Re: Michel's comments on interchange representation
Michel
(and Dmitry, Baker)
On 2014 Jun 18, at 14:28, Michel Hack wrote:
> (John wrote:)
>> Am I missing something crucial here?
>
> Yes! Namely the fact that Endianness is defined for individual typed
> fields, such as int16, int32, int64, float, double, etc. -- and not for
> aggregates. No too long ago, especially for non-IEEE floating-point
> formats, the rules were much messier than simple byte reversal, as for
> example bytes reversed in pairs within the representation.
>
> So we CAN define the interval interchange format as suggested in C6.2,
> and apparently as originally intended, namely as an ordered triple of
> standard objects, each object being represented at Level 4 in its usual
> format for the platform. This does not resolve portability issues due
> to differing Endianness, but it reduces them to the same problem faced
> by almost every other interchange format...
I think you and Dmitry should work this out between you and produce the revised wording.
Baker, as it is substantive, does it need a separate motion?
> So the text of C6.2 is fine, but the example should point out explicitly
> that it shows a Big-Endian layout. Better yet, show both layouts, and
> perhaps mention one or two current machine architectures for each.
So it seems you are suggesting
- Make the main text in §14.4 closer to Ned's wording in C6.2.
- Don't try to remove the portability difficulty, but make it (as you say below) "standard".
That sounds OK to me. Anyone object?
> This brings me to the encoding of the decorations. The current layout
> fits well with the global-bitstring approach (which has perhaps not yet
> been ruled out, as Baker suggests we may need a separate vote), but it
> becomes awkward when we describe the triple in terms of existing formats:
> we just invented a new datatype! In byte-oriented systems a single byte
> does not have Endianness issues -- but on word-oriented machines (which
> IEEE 754 does not rule out) it does raise a whole new set of issues,
> namely how to align the 8-bit item in a larger container. It would be
> much better in my opinion to map decorations on "small integers", which
> is a fairly standard datatype (called "char" in C -- which may however
> have more than 8 bits). Then the decorations would be stored in whatever
> way small integers are stored, and portability issues become standard,
> even though they don't go away.
>
> Next question then is why were the particular values chosen? (I know,
> it's because somebody *was* thinking about concatenating bit strings.)
> ill 0
> trv 32
> def 64
> dac 96
> com 128
>
> Right away, we run into an issue for some implementations: 128 is
> not "small enough" for CHAR when CHAR is considered to be signed!
>
> Would it not have been better to use 0 through 4, as I seem to recall
> we had at one point?
Now 0 through 4 has the advantage of being simple and natural.

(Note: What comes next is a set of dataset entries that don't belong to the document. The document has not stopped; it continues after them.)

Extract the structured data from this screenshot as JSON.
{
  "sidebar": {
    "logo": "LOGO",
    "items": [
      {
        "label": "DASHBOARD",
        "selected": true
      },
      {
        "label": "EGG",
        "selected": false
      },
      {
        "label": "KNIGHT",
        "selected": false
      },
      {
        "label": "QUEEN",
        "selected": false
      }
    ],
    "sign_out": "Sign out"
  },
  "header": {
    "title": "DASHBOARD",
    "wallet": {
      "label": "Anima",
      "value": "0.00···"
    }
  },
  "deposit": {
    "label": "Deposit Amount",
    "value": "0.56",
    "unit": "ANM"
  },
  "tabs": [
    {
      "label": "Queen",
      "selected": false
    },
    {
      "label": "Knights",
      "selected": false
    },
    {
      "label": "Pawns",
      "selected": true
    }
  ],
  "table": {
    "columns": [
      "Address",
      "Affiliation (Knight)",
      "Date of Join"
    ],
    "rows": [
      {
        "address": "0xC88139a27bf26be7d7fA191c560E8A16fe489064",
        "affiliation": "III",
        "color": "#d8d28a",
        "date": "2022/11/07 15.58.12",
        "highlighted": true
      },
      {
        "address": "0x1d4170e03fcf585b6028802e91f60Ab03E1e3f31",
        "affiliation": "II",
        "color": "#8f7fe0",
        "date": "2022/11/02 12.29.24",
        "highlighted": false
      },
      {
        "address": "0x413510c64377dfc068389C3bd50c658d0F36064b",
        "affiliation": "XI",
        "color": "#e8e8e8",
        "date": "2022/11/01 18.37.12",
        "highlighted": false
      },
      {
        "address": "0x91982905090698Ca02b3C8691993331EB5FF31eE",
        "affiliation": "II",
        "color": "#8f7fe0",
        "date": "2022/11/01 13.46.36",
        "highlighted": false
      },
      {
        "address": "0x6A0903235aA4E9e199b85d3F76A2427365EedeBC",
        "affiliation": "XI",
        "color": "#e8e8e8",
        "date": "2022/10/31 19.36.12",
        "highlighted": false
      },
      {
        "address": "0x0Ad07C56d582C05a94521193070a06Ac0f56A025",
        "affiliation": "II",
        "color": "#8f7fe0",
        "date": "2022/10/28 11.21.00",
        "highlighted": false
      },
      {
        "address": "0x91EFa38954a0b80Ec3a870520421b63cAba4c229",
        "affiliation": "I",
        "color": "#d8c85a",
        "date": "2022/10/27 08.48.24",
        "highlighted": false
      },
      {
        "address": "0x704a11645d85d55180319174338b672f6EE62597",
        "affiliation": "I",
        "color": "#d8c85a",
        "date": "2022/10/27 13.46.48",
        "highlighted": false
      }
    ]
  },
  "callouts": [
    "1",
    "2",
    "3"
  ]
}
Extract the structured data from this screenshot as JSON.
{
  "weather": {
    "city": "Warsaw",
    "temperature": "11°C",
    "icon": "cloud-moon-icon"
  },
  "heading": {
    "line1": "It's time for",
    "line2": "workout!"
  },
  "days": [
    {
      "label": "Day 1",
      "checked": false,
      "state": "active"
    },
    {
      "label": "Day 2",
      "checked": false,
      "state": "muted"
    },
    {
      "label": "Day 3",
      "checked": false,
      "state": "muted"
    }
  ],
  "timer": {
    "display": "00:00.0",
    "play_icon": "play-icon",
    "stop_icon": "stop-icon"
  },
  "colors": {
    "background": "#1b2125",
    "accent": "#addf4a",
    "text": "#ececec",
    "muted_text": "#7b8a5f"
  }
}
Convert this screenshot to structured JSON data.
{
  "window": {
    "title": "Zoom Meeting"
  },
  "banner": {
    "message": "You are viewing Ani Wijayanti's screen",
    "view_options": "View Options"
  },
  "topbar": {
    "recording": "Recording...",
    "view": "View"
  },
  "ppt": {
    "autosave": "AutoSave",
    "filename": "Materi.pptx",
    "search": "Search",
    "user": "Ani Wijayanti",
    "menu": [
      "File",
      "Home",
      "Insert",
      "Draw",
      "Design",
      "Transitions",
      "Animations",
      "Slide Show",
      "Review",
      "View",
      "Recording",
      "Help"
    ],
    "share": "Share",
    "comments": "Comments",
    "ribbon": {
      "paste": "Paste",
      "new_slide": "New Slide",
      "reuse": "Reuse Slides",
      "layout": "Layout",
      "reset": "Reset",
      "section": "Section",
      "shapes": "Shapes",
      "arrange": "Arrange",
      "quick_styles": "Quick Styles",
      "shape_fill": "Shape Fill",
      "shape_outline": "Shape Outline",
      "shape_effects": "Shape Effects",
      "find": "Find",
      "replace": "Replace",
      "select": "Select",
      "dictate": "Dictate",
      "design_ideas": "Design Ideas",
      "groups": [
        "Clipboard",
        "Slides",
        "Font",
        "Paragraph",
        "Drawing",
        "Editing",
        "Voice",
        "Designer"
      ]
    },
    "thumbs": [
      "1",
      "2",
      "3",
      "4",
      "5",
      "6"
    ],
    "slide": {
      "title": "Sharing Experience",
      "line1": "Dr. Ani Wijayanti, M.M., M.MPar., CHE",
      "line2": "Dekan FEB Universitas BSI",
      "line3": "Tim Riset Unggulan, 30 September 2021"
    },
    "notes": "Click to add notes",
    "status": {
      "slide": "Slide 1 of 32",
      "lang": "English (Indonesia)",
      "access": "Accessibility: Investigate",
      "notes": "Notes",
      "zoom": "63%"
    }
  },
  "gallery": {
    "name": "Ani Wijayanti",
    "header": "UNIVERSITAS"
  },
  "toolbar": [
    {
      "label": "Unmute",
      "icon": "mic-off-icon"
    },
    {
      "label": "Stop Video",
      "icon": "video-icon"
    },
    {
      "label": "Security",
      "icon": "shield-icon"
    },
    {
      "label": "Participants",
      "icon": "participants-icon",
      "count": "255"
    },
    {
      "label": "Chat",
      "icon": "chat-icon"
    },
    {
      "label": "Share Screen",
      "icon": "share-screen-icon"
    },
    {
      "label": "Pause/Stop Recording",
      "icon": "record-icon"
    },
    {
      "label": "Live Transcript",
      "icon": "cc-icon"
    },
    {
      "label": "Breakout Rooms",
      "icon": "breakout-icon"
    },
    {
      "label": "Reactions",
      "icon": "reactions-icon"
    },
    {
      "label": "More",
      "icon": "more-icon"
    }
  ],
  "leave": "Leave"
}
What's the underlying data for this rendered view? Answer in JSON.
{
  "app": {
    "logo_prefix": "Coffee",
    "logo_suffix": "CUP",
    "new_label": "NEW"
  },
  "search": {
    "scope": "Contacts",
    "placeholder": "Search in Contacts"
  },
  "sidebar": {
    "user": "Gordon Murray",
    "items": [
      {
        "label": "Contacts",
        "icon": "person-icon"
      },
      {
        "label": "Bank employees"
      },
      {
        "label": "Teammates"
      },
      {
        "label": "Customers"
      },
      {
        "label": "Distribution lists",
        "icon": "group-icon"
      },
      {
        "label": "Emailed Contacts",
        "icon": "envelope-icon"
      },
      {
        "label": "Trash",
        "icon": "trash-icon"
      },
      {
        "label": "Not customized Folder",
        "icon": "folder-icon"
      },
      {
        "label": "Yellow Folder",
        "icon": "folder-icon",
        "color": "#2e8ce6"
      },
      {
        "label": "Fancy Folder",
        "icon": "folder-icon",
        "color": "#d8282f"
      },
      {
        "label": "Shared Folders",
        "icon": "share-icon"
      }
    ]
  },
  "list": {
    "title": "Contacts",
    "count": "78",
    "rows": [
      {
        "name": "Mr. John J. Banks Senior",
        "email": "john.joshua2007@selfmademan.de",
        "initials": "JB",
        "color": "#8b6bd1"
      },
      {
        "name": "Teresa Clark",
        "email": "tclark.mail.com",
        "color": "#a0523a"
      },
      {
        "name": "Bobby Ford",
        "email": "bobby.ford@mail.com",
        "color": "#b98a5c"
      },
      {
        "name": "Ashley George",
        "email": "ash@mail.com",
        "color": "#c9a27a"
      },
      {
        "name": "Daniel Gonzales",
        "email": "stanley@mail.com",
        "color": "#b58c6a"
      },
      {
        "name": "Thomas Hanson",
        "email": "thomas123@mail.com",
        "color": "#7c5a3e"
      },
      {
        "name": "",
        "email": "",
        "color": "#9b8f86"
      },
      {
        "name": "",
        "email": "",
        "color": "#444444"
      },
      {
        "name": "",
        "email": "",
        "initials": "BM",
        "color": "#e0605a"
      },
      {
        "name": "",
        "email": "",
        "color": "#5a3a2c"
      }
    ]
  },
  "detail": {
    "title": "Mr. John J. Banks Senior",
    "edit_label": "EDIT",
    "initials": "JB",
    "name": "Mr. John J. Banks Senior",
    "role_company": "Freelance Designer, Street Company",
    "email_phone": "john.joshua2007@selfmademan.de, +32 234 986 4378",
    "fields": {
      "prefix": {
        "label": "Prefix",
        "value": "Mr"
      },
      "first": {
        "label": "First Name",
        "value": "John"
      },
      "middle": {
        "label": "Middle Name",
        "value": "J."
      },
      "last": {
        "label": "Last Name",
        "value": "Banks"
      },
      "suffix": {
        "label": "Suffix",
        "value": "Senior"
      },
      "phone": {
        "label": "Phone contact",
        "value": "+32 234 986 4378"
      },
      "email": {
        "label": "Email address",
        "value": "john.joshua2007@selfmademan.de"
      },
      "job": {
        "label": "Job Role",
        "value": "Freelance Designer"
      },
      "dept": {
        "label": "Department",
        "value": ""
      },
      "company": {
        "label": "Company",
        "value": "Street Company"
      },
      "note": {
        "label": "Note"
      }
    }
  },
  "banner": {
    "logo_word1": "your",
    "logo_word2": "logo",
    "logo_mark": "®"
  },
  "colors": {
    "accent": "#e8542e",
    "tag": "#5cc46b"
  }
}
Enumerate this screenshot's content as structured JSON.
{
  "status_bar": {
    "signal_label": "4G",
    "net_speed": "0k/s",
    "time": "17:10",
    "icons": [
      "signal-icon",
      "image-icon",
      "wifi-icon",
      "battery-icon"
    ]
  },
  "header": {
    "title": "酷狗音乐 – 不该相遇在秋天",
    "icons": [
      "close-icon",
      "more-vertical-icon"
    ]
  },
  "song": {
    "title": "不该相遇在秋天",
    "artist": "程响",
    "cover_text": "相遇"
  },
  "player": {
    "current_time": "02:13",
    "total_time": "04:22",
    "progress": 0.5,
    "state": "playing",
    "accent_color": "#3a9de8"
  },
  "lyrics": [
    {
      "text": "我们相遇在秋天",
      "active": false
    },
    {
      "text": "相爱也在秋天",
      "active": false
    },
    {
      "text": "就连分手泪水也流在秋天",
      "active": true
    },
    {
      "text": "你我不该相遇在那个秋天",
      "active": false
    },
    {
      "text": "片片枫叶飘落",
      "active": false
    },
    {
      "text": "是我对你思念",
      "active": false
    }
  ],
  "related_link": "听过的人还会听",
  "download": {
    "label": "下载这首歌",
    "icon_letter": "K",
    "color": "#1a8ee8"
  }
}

I was rather attracted to Dmitry's "multiply by 32" (or shift 5 bits left) because of his argument "If an implementer wishes to invent new decorations in between the existing ones, this lets them do it easily".
However that is a possibility for some time in the future, and even then it is not obvious that it will save anyone much work. Whereas "small integer" exists now. And if there are indeed systems which take CHAR to be signed, Dmitry's formula gives a problem.
One could consider a compromise: say shift 3 bits left (or 2, or 4). But KISS applies. If I understand right, Michel's principle is that one should take a decorated interval as a conceptual concatenation of 3 standard datatypes, and not go any nearer bitstrings than that.
I'm OK with that approach, and in that case I favour decorations being "small integers" from 0 to 4, on KISS grounds.
Comments from others please.
John Pryce